Virginia Beach, a holiday resort, saw 50 businesses attacked, rubbish bins set on fire, and police using tear gas. In Virginia’s capital, Richmond, a statue of Robert E Lee, the Confederat­e general, has been ordered removed by the Democrat governor after becoming a focal point for protest.

Asked if there was a growing “silent majority” for Mr Trump, one Manassas resident said: “Yes. The Left are saying the same thing, that the black community is the silent majority for the Democrats and going to vote in numbers. But I predict the Trump silent majority is bigger.

“I think Trump’s base is growing. People say, ‘Oh the protests are peaceful.’ They say that, until they’re at your front door stealing your stuff.

“The media claims Joe Biden is the leader in polls, but it’s just playing the same card as last time. Lie, lie lie.”

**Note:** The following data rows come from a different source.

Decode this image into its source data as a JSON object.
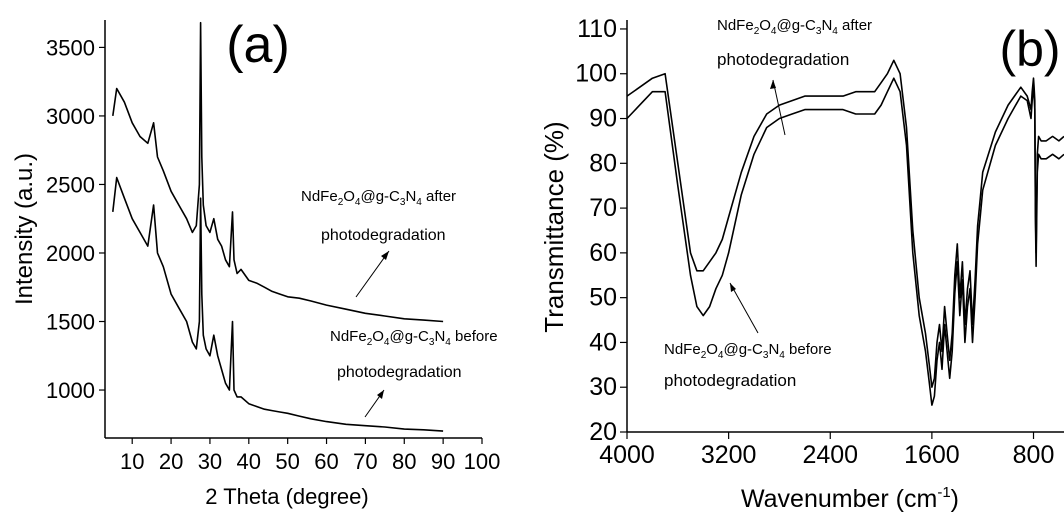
{
  "chart_data": [
    {
      "panel_label": "(a)",
      "type": "line",
      "xlabel": "2 Theta (degree)",
      "ylabel": "Intensity (a.u.)",
      "xlim": [
        3,
        100
      ],
      "ylim": [
        650,
        3700
      ],
      "x_ticks": [
        10,
        20,
        30,
        40,
        50,
        60,
        70,
        80,
        90,
        100
      ],
      "y_ticks": [
        1000,
        1500,
        2000,
        2500,
        3000,
        3500
      ],
      "series": [
        {
          "x": [
            5,
            6,
            8,
            10,
            12,
            14,
            15.5,
            16.5,
            18,
            20,
            22,
            24,
            25.5,
            26.5,
            27.3,
            27.6,
            27.9,
            28.3,
            29,
            30,
            31,
            32,
            33,
            34,
            35,
            35.8,
            36.2,
            37,
            38,
            40,
            42,
            44,
            46,
            48,
            50,
            53,
            56,
            60,
            65,
            70,
            75,
            80,
            85,
            90
          ],
          "y": [
            3000,
            3200,
            3100,
            2950,
            2850,
            2800,
            2950,
            2700,
            2600,
            2450,
            2350,
            2250,
            2150,
            2200,
            2500,
            3680,
            2700,
            2350,
            2200,
            2150,
            2250,
            2100,
            2050,
            1950,
            1900,
            2300,
            1950,
            1850,
            1880,
            1800,
            1780,
            1750,
            1720,
            1700,
            1680,
            1670,
            1650,
            1620,
            1590,
            1560,
            1540,
            1520,
            1510,
            1500
          ]
        },
        {
          "x": [
            5,
            6,
            8,
            10,
            12,
            14,
            15.5,
            16.5,
            18,
            20,
            22,
            24,
            25.5,
            26.5,
            27.3,
            27.6,
            27.9,
            28.3,
            29,
            30,
            31,
            32,
            33,
            34,
            35,
            35.8,
            36.2,
            37,
            38,
            40,
            42,
            44,
            46,
            48,
            50,
            53,
            56,
            60,
            65,
            70,
            75,
            80,
            85,
            90
          ],
          "y": [
            2300,
            2550,
            2400,
            2250,
            2150,
            2050,
            2350,
            2000,
            1900,
            1700,
            1600,
            1500,
            1350,
            1300,
            1500,
            2400,
            1700,
            1400,
            1300,
            1250,
            1400,
            1250,
            1150,
            1050,
            1000,
            1500,
            1000,
            950,
            950,
            900,
            880,
            860,
            850,
            840,
            830,
            810,
            790,
            770,
            750,
            740,
            730,
            715,
            710,
            700
          ]
        }
      ],
      "annotations": [
        {
          "formula": {
            "a": "NdFe",
            "b": "2",
            "c": "O",
            "d": "4",
            "e": "@g-C",
            "f": "3",
            "g": "N",
            "h": "4",
            "i": " after"
          },
          "line2": "photodegradation"
        },
        {
          "formula": {
            "a": "NdFe",
            "b": "2",
            "c": "O",
            "d": "4",
            "e": "@g-C",
            "f": "3",
            "g": "N",
            "h": "4",
            "i": " before"
          },
          "line2": "photodegradation"
        }
      ]
    },
    {
      "panel_label": "(b)",
      "type": "line",
      "xlabel": {
        "main": "Wavenumber (cm",
        "sup": "-1",
        "close": ")"
      },
      "ylabel": "Transmittance (%)",
      "xlim": [
        4000,
        560
      ],
      "ylim": [
        20,
        112
      ],
      "x_ticks": [
        4000,
        3200,
        2400,
        1600,
        800
      ],
      "y_ticks": [
        20,
        30,
        40,
        50,
        60,
        70,
        80,
        90,
        100,
        110
      ],
      "series": [
        {
          "x": [
            4000,
            3900,
            3800,
            3700,
            3600,
            3500,
            3450,
            3400,
            3350,
            3300,
            3250,
            3200,
            3100,
            3000,
            2900,
            2800,
            2700,
            2600,
            2500,
            2400,
            2300,
            2200,
            2100,
            2050,
            2000,
            1950,
            1900,
            1850,
            1800,
            1750,
            1700,
            1650,
            1620,
            1600,
            1580,
            1560,
            1540,
            1520,
            1500,
            1480,
            1460,
            1440,
            1420,
            1400,
            1380,
            1360,
            1340,
            1320,
            1300,
            1280,
            1260,
            1240,
            1220,
            1200,
            1100,
            1000,
            900,
            850,
            820,
            810,
            800,
            795,
            790,
            785,
            780,
            770,
            760,
            740,
            700,
            650,
            600,
            560
          ],
          "y": [
            95,
            97,
            99,
            100,
            80,
            60,
            56,
            56,
            58,
            60,
            63,
            68,
            78,
            86,
            91,
            93,
            94,
            95,
            95,
            95,
            95,
            96,
            96,
            96,
            98,
            100,
            103,
            100,
            88,
            65,
            50,
            42,
            35,
            30,
            32,
            40,
            44,
            38,
            48,
            42,
            36,
            42,
            55,
            62,
            50,
            58,
            44,
            52,
            56,
            44,
            54,
            66,
            72,
            78,
            87,
            93,
            97,
            95,
            92,
            96,
            99,
            97,
            94,
            70,
            60,
            82,
            86,
            85,
            85,
            86,
            85,
            86
          ]
        },
        {
          "x": [
            4000,
            3900,
            3800,
            3700,
            3600,
            3500,
            3450,
            3400,
            3350,
            3300,
            3250,
            3200,
            3100,
            3000,
            2900,
            2800,
            2700,
            2600,
            2500,
            2400,
            2300,
            2200,
            2100,
            2050,
            2000,
            1950,
            1900,
            1850,
            1800,
            1750,
            1700,
            1650,
            1620,
            1600,
            1580,
            1560,
            1540,
            1520,
            1500,
            1480,
            1460,
            1440,
            1420,
            1400,
            1380,
            1360,
            1340,
            1320,
            1300,
            1280,
            1260,
            1240,
            1220,
            1200,
            1100,
            1000,
            900,
            850,
            820,
            810,
            800,
            795,
            790,
            785,
            780,
            770,
            760,
            740,
            700,
            650,
            600,
            560
          ],
          "y": [
            90,
            93,
            96,
            96,
            75,
            55,
            48,
            46,
            48,
            52,
            55,
            60,
            73,
            82,
            88,
            90,
            91,
            92,
            92,
            92,
            92,
            91,
            91,
            91,
            93,
            96,
            99,
            96,
            84,
            60,
            46,
            38,
            31,
            26,
            28,
            36,
            40,
            34,
            44,
            38,
            32,
            38,
            51,
            58,
            46,
            54,
            40,
            48,
            52,
            40,
            50,
            62,
            68,
            74,
            84,
            90,
            95,
            94,
            90,
            94,
            97,
            95,
            92,
            68,
            57,
            78,
            82,
            81,
            81,
            82,
            81,
            82
          ]
        }
      ],
      "annotations": [
        {
          "formula": {
            "a": "NdFe",
            "b": "2",
            "c": "O",
            "d": "4",
            "e": "@g-C",
            "f": "3",
            "g": "N",
            "h": "4",
            "i": " after"
          },
          "line2": "photodegradation"
        },
        {
          "formula": {
            "a": "NdFe",
            "b": "2",
            "c": "O",
            "d": "4",
            "e": "@g-C",
            "f": "3",
            "g": "N",
            "h": "4",
            "i": " before"
          },
          "line2": "photodegradation"
        }
      ]
    }
  ]
}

Mr Trump has his eye on Virginia, after losing by only five points to Hillary Clinton in 2016. Mrs Clinton had a Virginian senator, Tim Kaine, as her running mate.

The state was Democrat in 1964, but voted for Nixon’s law and order platform in 1968 and 1972.

As both parties’ strategist­s assess whether Mr Trump will be able to capitalise on the recent chaos the work of a Princeton professor has come to the fore, and suggests he can.

Prof Omar Wasow researched 137 protests that followed the assassinat­ion of Martin Luther King Jr in April 1968. He found that counties near where protests had turned violent swung by six to eight percentage points to Nixon. “There are people [moderate Democrats] who are turned off by Trump, but who have a strong taste for order,” he said.

However, Larry Sabato, director of the Centre for Politics at the University of Virginia, said the Nixonian “silent majority” was no longer there for Mr Trump to reach.

“There’s been a tremendous diversific­ation of the electorate since Nixon,” he said. “Back then, whites were 85 to 88 per cent of the voting population. Today, it’s 70 per cent.

“Trump’s not going to win over any Democrats like this. I just don’t think it will work.

“And Nixon wasn’t the incumbent. He was running against a Democrat administra­tion that had failed. Trump can’t blame Biden for the problems.”

However, Mr Trump’s campaign remains convinced there are millions of middle and working class Americans who did not vote in 2016, but might be persuaded this time.